Spray na policyjne radary
Złodzieje samochodów, gangsterzy i kierowcy łamiący przepisy mogą legalnie kupić spray, dzięki któremu policja nie odczyta z fotoradaru ich numerów rejestracyjnych - pisze "Gazeta Wyborcza". Według Marcina Szyndlera z Komendy Głównej Policji, używanie tak zwanego Fotoblokera jest wykroczeniem karanym grzywną 3 tys. złotych.
21.10.2004 | aktual.: 21.10.2004 08:57
Spray na radar, czyli "Fotobloker" rozporwadzany jest za pośrednictwem telezakupów.
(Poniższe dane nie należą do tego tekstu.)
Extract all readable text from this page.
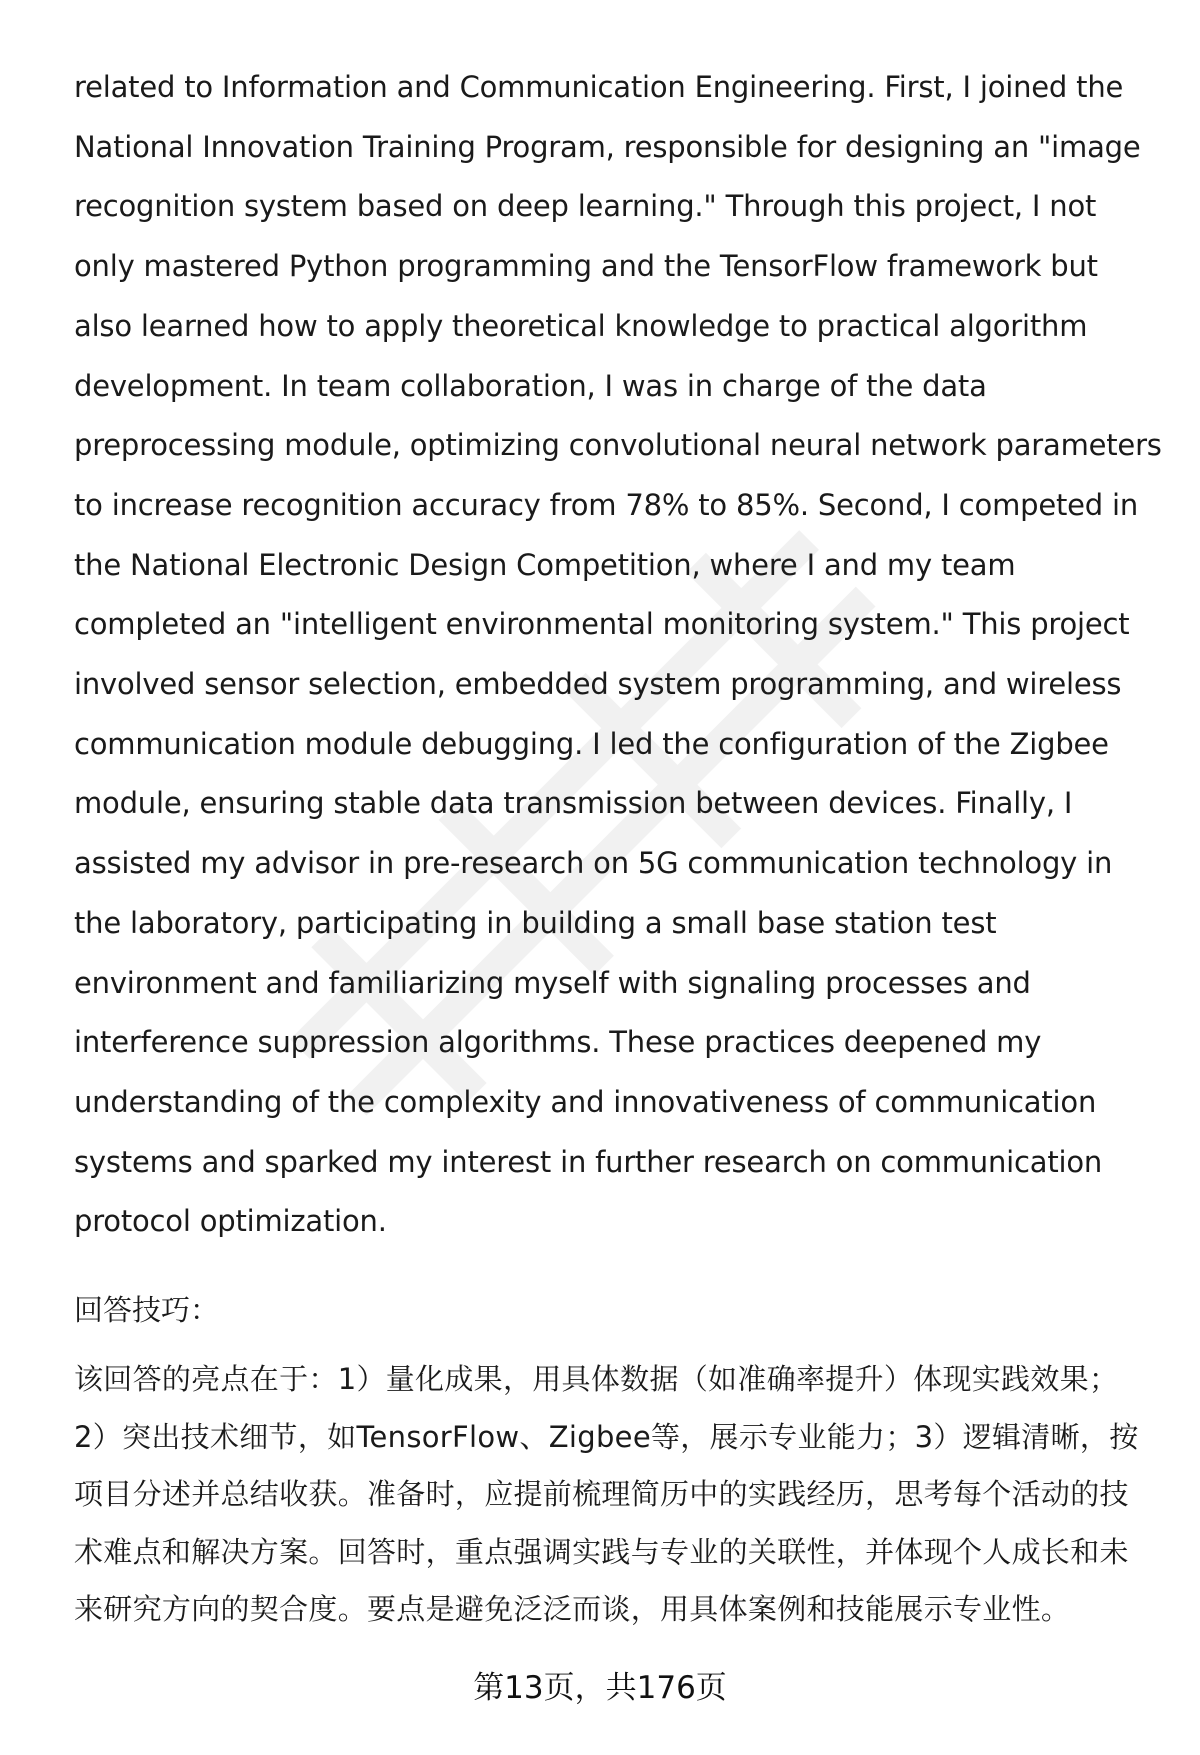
related to Information and Communication Engineering. First, I joined the
National Innovation Training Program, responsible for designing an "image
recognition system based on deep learning." Through this project, I not
only mastered Python programming and the TensorFlow framework but
also learned how to apply theoretical knowledge to practical algorithm
development. In team collaboration, I was in charge of the data
preprocessing module, optimizing convolutional neural network parameters
to increase recognition accuracy from 78% to 85%. Second, I competed in
the National Electronic Design Competition, where I and my team
completed an "intelligent environmental monitoring system." This project
involved sensor selection, embedded system programming, and wireless
communication module debugging. I led the configuration of the Zigbee
module, ensuring stable data transmission between devices. Finally, I
assisted my advisor in pre-research on 5G communication technology in
the laboratory, participating in building a small base station test
environment and familiarizing myself with signaling processes and
interference suppression algorithms. These practices deepened my
understanding of the complexity and innovativeness of communication
systems and sparked my interest in further research on communication
protocol optimization.
回答技巧：
该回答的亮点在于：1）量化成果，用具体数据（如准确率提升）体现实践效果；
2）突出技术细节，如TensorFlow、Zigbee等，展示专业能力；3）逻辑清晰，按
项目分述并总结收获。准备时，应提前梳理简历中的实践经历，思考每个活动的技
术难点和解决方案。回答时，重点强调实践与专业的关联性，并体现个人成长和未
来研究方向的契合度。要点是避免泛泛而谈，用具体案例和技能展示专业性。
第13页，共176页
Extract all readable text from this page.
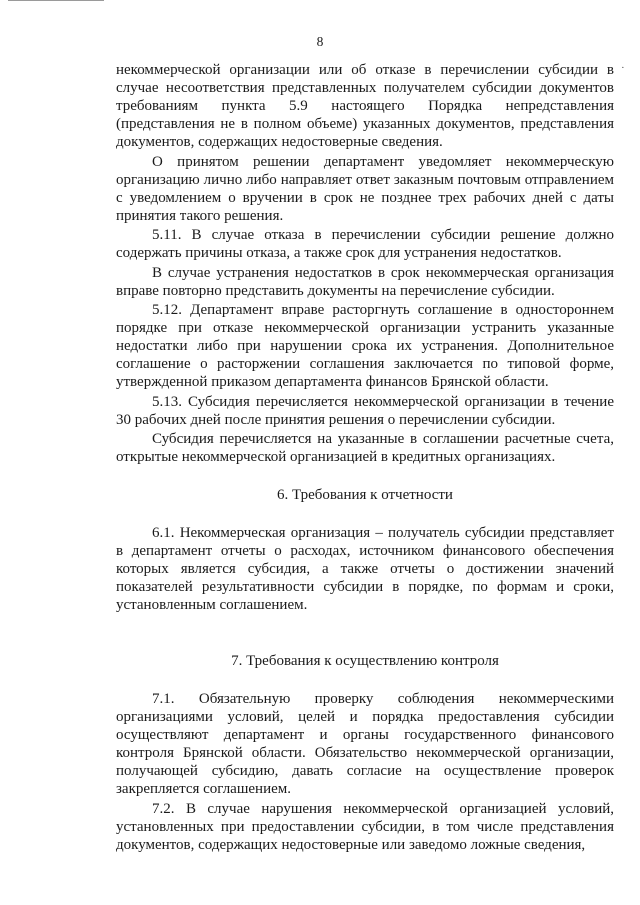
8
·

некоммерческой организации или об отказе в перечислении субсидии в случае несоответствия представленных получателем субсидии документов требованиям пункта 5.9 настоящего Порядка непредставления (представления не в полном объеме) указанных документов, представления документов, содержащих недостоверные сведения.

О принятом решении департамент уведомляет некоммерческую организацию лично либо направляет ответ заказным почтовым отправлением с уведомлением о вручении в срок не позднее трех рабочих дней с даты принятия такого решения.

5.11. В случае отказа в перечислении субсидии решение должно содержать причины отказа, а также срок для устранения недостатков.

В случае устранения недостатков в срок некоммерческая организация вправе повторно представить документы на перечисление субсидии.

5.12. Департамент вправе расторгнуть соглашение в одностороннем порядке при отказе некоммерческой организации устранить указанные недостатки либо при нарушении срока их устранения. Дополнительное соглашение о расторжении соглашения заключается по типовой форме, утвержденной приказом департамента финансов Брянской области.

5.13. Субсидия перечисляется некоммерческой организации в течение 30 рабочих дней после принятия решения о перечислении субсидии.

Субсидия перечисляется на указанные в соглашении расчетные счета, открытые некоммерческой организацией в кредитных организациях.

6. Требования к отчетности

6.1. Некоммерческая организация – получатель субсидии представляет в департамент отчеты о расходах, источником финансового обеспечения которых является субсидия, а также отчеты о достижении значений показателей результативности субсидии в порядке, по формам и сроки, установленным соглашением.

7. Требования к осуществлению контроля

7.1. Обязательную проверку соблюдения некоммерческими организациями условий, целей и порядка предоставления субсидии осуществляют департамент и органы государственного финансового контроля Брянской области. Обязательство некоммерческой организации, получающей субсидию, давать согласие на осуществление проверок закрепляется соглашением.

7.2. В случае нарушения некоммерческой организацией условий, установленных при предоставлении субсидии, в том числе представления документов, содержащих недостоверные или заведомо ложные сведения,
Kosztuje nieco ponad dwieście złotych i wystarcza na pięć spryskań tablicy - czytamy w "Gazecie Wyborczej".
Według firmy rozprowadzającej produkt, skierowany on jest do biznesmenów, przedstawicieli handlowych oraz osób daleko dojeżdżających do pracy. W rzeczywistości - pisze dziennik - cieszy się największą popularnością wśród przestępców.
Zdaniem Marcina Szyndlera z Komendy Głównej Policji, prawo mówi wyraźnie, że tablice powinne być czytelne i nie chodzi tu tylko o policjanta kontrolującego pojazd, ale także o takie urządzenia jak fotoradar. Jeśli dzięki sprayowi uda się uciec przestępcy, firmie handlującej tym produktem można postawić zarzut ukrywania kryminalisty - dodał Szyndler. (IAR)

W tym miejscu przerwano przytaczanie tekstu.